In the past five years, the second hand market for baby gear has expanded to include any and all types of gear from safety gates, clothing, toys and everything in between. Unlike car seats, strollers never expire which means that if you find one that has only been lightly used and is of high quality, it can be a solid investment with a little bit of maintenance. Many charities do not take strollers for liability reasons which means a lot of baby gear that otherwise has a lot of life left, ends up in a landfill.
The amount of options out there for strollers can be overwhelming, consult this checklist before you buy one and remember to always test it out in person.
Here are 5 Things to Consider before Buying a Second Hand Stroller:
1. What will be the stroller’s primary function?
Is it your main stroller? Will you be using it throughout the year in snow and ice? Do you use it like a car? Is it a back up stroller for grandparents? Is it for airline travel only? Are you a runner and need a stroller for races or hikes? Is it only to be used for mall outings and kept in the trunk of your car? Will you need to add another seat for baby no. 2? There is no point looking for a larger stroller with all terrain wheels if it’s going to be sitting in your trunk or garage taking up space. Similarly, if you need a stroller that will be abused by every day salt/slush and rain, you might not bother with anything that has tiny foam wheels and has an easy fold, those features won’t matter to you as much if it will just be open on your porch most of the time. Back up strollers should be cheap and effective you don’t need all the bells and whistles for occasional use.
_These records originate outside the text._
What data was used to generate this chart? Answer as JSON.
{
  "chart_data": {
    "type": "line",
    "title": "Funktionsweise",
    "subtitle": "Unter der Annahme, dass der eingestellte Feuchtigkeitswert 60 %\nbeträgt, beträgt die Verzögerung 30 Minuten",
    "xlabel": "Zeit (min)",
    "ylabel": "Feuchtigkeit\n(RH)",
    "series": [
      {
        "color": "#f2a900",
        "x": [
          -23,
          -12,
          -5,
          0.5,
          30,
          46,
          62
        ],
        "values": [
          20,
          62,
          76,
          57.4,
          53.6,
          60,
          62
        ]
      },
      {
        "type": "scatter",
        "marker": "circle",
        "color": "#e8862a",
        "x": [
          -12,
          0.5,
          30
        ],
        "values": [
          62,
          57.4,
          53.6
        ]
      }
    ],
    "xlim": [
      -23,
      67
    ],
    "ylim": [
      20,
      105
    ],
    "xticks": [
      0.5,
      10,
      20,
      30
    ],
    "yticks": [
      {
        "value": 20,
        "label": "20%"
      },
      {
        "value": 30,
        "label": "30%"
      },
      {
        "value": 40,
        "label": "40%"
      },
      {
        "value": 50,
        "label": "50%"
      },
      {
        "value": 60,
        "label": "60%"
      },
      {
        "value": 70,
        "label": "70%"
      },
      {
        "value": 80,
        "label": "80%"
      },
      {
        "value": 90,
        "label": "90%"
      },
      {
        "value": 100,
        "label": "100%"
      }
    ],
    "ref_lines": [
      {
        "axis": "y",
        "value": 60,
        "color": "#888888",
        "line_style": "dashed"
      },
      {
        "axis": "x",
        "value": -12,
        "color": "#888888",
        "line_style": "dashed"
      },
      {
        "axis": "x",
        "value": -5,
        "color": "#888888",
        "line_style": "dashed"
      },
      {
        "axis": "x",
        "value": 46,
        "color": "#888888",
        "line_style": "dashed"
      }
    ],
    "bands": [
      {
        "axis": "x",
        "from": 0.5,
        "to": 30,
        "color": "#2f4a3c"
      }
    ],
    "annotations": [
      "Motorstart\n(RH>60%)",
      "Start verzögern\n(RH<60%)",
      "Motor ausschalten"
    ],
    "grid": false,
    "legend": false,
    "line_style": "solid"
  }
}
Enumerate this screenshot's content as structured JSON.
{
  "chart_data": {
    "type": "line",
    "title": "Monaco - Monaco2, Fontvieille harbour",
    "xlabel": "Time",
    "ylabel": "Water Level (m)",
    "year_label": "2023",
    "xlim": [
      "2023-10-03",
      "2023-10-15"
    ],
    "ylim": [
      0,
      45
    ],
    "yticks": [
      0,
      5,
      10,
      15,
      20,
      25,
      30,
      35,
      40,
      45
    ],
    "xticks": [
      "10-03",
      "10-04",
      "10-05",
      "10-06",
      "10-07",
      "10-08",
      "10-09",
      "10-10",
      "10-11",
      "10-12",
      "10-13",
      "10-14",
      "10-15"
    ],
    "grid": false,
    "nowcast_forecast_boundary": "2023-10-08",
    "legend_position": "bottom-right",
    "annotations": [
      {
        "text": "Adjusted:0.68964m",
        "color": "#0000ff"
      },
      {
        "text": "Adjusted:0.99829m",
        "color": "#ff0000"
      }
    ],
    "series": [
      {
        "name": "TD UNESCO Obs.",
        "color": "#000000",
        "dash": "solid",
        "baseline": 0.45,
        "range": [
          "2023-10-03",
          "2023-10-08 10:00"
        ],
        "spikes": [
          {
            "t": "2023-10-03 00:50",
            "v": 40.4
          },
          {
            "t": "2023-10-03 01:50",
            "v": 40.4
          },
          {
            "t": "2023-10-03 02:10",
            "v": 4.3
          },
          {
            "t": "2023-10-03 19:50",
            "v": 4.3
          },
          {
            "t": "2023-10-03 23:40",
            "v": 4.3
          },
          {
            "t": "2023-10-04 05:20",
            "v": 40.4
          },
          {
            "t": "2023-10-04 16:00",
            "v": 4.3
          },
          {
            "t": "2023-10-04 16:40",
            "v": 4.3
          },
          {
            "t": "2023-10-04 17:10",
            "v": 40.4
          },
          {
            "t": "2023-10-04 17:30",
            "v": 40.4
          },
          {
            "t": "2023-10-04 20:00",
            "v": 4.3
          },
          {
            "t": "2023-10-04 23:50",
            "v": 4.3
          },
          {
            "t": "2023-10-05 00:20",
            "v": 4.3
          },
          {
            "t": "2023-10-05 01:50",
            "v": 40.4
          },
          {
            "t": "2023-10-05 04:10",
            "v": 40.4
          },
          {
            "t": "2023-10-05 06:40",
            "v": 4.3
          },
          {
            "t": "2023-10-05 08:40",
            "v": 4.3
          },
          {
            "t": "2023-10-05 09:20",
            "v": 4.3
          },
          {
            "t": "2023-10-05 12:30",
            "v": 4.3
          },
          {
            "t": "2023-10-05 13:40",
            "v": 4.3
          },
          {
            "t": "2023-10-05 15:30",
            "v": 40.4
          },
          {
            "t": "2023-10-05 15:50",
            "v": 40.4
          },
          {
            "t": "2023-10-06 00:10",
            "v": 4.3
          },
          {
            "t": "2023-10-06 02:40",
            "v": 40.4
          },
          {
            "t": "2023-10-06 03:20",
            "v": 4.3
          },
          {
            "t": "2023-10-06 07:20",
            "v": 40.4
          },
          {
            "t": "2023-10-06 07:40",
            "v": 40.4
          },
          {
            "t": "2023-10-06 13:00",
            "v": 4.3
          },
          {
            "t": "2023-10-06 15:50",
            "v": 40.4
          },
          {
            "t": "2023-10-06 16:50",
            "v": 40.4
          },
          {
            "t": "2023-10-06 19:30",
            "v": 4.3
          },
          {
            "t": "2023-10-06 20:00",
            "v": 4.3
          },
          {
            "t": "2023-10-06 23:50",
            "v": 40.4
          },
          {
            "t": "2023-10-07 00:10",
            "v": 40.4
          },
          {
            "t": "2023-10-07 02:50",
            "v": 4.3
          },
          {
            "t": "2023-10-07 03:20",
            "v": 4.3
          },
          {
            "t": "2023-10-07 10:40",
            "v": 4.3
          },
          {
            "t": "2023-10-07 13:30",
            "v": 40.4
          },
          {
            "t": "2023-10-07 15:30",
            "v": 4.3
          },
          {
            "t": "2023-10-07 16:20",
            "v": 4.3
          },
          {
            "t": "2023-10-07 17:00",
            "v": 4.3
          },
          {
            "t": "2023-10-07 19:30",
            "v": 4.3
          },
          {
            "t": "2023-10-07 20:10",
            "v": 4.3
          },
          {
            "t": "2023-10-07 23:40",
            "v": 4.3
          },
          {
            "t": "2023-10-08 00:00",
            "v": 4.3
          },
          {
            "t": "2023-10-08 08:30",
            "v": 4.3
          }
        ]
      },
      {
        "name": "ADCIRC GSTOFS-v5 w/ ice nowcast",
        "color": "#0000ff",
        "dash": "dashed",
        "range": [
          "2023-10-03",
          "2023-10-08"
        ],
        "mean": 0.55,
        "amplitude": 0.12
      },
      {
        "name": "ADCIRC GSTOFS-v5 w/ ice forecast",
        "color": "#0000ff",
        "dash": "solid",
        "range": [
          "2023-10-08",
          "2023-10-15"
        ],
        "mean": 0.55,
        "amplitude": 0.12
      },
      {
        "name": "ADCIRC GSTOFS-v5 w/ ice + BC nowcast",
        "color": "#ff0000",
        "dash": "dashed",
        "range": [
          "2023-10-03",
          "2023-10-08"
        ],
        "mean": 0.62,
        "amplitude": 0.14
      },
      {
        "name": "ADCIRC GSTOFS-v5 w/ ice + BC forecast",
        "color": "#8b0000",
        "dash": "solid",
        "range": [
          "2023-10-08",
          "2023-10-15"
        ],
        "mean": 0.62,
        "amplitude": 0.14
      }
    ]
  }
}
2. You don’t need to break the bank
Age is not an indicator of quality. In fact, some of the older strollers are sturdier and if well maintained or lightly used, can outlast any of the newer models. The only catch is if the stroller has been discontinued or the company that manufactured it no longer exists. There are instances where it is still possible to get replacement parts, so check with the manufacturer or an authorized repair centre if you’re looking at a model that is discontinued. Don’t rule out a cheaper option for a stroller you are only going to use once or twice. If you just need a travel stroller for quick airplane trips, a $40 or $50 umbrella stroller will do the trick.
3. Check EVERYTHING
Go in person to check out a stroller, try to avoid sending someone else in lieu of you unless you trust them to check everything thoroughly. When engaged, brakes should stop BOTH rear wheels evenly. If it feels as if there is a brake on the front wheels, it means they are stiff and either need to be cleaned out or replaced. Make sure the stroller folds without too much effort bearing in mind that some models are just trickier in general and you may need to practice to get the hang of it. Some stroller models need work if they are too difficult to fold and if you use too much force, parts can break. Check the tires to make sure there are no flats (INCLUDING FOAM!) it happens. And if possible, test the stroller with weight in it. You won’t get a true sense of the push and feel without putting weight in the stroller. Bear in mind if you’re maxing out the weight limit, it will be harder to push.
4. Take your time
Try not to test a stroller out when its dark outside or when you’re in a hurry, you could miss something. If you are sensitive to soaps with scent or perfume and worried about this causing a rash or allergies for you baby, ask the seller what kind of products were used to clean the stroller, if any. Smoke and pet smells are harder to remove and no amount of perfumed (ie. chemically based soap) will mask it.
5. Be flexible!
You may not get the exact model you want but keep your options open. A mom in your community might have something that is similar to what you want at a higher price but once you factor in travel time and gas, it really evens out. Also, ask your friends and relatives if they are ready to part with something, you might be able to get a stroller for free!